Tobacco companies are assisting the informal market and social sources through which young people acquire flavoured vaping products. They offer deep discounts for volume sales, allowing an individual to purchase products at a wholesale price. Philip Morris on-line stores sells the disposable Veev-Now for $11 each, but cuts the price to only $6 per unit when purchased in quantities of 9 or more, and occasionally offers even deeper discounts. This rewards re-sellers who wish to import products into markets where flavoured products are not legal for sale.


By reducing the price of VEEV-NOW to $6 from $11,
PMI creates an incentive for re-sellers.


National health recommendations are being ignored.

Almost four years have elapsed since Canada's provincial and federal chief medical officers of health recommended that governments "Ban all flavoured vaping products and then provide regulatory exemptions or market authorizations for a minimum set of flavours to support smokers who choose to use vaping to end or reduce their use of nicotine-containing products."

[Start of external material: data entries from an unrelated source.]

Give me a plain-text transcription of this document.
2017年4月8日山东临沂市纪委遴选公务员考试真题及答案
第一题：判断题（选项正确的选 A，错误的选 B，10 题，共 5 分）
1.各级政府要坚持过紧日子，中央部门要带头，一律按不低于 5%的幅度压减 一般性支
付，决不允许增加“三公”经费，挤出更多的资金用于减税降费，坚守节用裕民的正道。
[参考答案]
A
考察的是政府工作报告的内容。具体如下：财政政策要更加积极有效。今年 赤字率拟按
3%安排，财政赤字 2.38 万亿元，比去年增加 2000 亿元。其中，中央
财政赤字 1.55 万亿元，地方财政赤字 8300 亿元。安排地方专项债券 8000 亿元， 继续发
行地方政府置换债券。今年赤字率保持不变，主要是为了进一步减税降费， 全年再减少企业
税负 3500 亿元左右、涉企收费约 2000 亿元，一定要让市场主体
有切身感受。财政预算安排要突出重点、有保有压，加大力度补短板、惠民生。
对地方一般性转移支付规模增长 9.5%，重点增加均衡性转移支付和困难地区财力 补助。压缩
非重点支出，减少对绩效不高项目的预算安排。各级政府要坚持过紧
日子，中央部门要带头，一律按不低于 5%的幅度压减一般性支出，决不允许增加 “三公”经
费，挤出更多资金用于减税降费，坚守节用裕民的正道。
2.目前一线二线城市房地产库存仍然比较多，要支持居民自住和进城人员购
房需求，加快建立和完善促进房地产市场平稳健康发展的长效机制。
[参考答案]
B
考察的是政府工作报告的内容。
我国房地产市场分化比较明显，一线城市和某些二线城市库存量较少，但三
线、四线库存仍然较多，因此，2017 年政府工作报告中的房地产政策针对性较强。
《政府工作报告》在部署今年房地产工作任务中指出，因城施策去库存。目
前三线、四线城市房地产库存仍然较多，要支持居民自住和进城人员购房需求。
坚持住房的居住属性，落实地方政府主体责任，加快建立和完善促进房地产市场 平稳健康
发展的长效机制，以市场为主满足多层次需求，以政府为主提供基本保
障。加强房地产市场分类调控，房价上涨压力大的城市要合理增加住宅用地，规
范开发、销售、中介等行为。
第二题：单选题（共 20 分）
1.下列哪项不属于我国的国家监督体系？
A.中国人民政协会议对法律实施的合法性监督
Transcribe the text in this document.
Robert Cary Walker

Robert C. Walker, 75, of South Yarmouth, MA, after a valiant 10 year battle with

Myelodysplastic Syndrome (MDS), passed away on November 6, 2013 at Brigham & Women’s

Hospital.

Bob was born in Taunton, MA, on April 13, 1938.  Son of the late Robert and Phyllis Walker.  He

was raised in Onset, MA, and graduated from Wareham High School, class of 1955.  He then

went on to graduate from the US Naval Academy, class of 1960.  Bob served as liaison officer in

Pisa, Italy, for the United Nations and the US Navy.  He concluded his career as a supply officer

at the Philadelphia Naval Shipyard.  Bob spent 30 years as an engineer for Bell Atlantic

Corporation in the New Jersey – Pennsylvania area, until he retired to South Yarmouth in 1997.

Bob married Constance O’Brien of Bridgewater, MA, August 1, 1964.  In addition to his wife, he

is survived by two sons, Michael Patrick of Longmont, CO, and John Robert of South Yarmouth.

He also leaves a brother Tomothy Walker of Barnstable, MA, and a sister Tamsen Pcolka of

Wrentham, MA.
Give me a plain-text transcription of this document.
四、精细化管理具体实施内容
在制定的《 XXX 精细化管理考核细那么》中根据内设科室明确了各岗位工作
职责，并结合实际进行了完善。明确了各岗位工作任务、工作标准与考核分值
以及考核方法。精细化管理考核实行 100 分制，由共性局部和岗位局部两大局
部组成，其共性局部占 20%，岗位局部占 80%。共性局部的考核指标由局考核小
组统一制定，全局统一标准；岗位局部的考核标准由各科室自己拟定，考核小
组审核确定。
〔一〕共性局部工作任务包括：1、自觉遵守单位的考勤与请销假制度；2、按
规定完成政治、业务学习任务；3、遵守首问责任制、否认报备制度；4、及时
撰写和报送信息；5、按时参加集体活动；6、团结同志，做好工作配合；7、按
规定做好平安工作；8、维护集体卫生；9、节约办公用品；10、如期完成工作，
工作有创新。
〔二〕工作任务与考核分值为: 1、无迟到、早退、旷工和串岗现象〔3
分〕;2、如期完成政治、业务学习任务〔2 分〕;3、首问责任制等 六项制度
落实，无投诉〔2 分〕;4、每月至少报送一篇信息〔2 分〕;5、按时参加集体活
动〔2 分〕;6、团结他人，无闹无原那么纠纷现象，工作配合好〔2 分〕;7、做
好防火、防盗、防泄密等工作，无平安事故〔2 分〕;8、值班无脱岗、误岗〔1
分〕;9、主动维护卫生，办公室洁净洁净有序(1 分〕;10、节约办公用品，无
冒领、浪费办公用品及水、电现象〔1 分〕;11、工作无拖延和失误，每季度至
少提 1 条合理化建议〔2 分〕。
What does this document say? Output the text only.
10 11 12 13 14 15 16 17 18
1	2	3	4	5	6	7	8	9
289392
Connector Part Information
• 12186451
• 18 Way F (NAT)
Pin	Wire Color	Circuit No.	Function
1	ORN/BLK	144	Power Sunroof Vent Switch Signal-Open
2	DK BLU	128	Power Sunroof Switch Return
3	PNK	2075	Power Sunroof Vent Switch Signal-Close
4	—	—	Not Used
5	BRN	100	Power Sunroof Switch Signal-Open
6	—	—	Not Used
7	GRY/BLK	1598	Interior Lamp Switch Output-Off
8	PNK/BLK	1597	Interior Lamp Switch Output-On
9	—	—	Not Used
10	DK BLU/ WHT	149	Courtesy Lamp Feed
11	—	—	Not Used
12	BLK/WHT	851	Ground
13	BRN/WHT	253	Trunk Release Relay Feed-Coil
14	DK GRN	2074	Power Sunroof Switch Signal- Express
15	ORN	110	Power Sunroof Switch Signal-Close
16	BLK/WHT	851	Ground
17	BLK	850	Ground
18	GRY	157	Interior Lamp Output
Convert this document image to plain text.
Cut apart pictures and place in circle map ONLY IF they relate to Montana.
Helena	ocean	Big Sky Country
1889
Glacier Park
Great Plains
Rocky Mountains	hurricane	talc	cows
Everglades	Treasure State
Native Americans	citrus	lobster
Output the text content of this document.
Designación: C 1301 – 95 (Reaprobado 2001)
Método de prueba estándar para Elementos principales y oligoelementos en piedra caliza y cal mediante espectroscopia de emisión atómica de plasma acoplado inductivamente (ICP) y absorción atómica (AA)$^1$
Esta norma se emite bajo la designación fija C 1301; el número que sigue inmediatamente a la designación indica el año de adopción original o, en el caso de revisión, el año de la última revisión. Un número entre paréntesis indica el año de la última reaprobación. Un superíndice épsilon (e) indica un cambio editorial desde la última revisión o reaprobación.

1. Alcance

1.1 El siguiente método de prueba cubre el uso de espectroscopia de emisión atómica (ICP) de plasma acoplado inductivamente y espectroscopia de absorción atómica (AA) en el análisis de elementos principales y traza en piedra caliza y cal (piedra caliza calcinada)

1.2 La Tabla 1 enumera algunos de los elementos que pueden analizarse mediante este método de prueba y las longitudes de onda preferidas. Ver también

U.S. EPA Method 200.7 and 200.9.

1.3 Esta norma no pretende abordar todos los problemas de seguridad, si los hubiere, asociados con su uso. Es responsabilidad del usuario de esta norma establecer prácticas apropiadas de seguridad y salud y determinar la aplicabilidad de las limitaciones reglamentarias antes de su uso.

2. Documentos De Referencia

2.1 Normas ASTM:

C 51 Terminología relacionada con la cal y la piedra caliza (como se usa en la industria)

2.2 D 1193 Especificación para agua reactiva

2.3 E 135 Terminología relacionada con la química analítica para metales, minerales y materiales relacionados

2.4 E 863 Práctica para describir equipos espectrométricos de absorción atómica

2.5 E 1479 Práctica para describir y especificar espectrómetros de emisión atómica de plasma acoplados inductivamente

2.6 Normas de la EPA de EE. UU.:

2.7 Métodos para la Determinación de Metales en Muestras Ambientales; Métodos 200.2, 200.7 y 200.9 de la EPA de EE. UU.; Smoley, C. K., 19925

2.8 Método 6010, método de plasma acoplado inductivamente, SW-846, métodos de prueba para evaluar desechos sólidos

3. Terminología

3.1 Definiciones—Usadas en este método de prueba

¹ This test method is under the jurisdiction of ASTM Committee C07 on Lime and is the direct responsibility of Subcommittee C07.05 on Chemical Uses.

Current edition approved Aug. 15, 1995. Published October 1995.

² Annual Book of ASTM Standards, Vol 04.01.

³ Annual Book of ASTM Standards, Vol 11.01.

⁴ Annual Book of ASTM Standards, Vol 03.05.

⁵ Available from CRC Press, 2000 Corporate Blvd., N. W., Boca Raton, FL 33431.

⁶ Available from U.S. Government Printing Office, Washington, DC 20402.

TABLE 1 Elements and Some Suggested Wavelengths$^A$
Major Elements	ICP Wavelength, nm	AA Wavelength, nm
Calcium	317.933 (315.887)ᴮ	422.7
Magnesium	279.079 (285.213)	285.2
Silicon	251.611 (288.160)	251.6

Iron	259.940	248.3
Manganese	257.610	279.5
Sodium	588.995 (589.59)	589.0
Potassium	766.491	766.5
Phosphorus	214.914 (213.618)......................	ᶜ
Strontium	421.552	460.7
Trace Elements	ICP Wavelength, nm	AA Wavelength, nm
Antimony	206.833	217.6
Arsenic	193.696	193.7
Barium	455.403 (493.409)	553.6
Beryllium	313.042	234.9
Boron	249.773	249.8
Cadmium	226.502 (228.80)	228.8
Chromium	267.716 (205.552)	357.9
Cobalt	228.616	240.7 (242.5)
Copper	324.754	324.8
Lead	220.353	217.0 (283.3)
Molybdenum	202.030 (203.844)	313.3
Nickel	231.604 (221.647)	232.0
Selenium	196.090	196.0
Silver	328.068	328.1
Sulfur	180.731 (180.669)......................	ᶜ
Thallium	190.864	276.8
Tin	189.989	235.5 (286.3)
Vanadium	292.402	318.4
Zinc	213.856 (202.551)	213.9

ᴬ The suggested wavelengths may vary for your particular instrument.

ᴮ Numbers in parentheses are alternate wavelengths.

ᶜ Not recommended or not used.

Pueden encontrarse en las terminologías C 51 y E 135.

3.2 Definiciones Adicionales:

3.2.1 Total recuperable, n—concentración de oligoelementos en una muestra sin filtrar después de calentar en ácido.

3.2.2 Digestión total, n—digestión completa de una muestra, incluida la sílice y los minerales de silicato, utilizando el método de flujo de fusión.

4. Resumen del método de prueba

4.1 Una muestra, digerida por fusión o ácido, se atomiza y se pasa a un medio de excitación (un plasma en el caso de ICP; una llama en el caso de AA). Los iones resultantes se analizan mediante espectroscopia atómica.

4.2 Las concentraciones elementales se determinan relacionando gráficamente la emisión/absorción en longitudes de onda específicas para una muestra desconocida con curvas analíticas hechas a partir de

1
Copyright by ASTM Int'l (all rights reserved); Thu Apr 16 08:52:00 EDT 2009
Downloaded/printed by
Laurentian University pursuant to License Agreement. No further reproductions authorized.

Canada's major health organizations have all called for a ban on flavours - as have their international counterparts. (A list or such organizations is available here). 

Six of Canada's fourteen jurisdictions have taken steps towards implementing that recommendation -- but their efforts are being undermined by the failure of other governments to do so. National action -- preferably headed by the federal government -- is needed.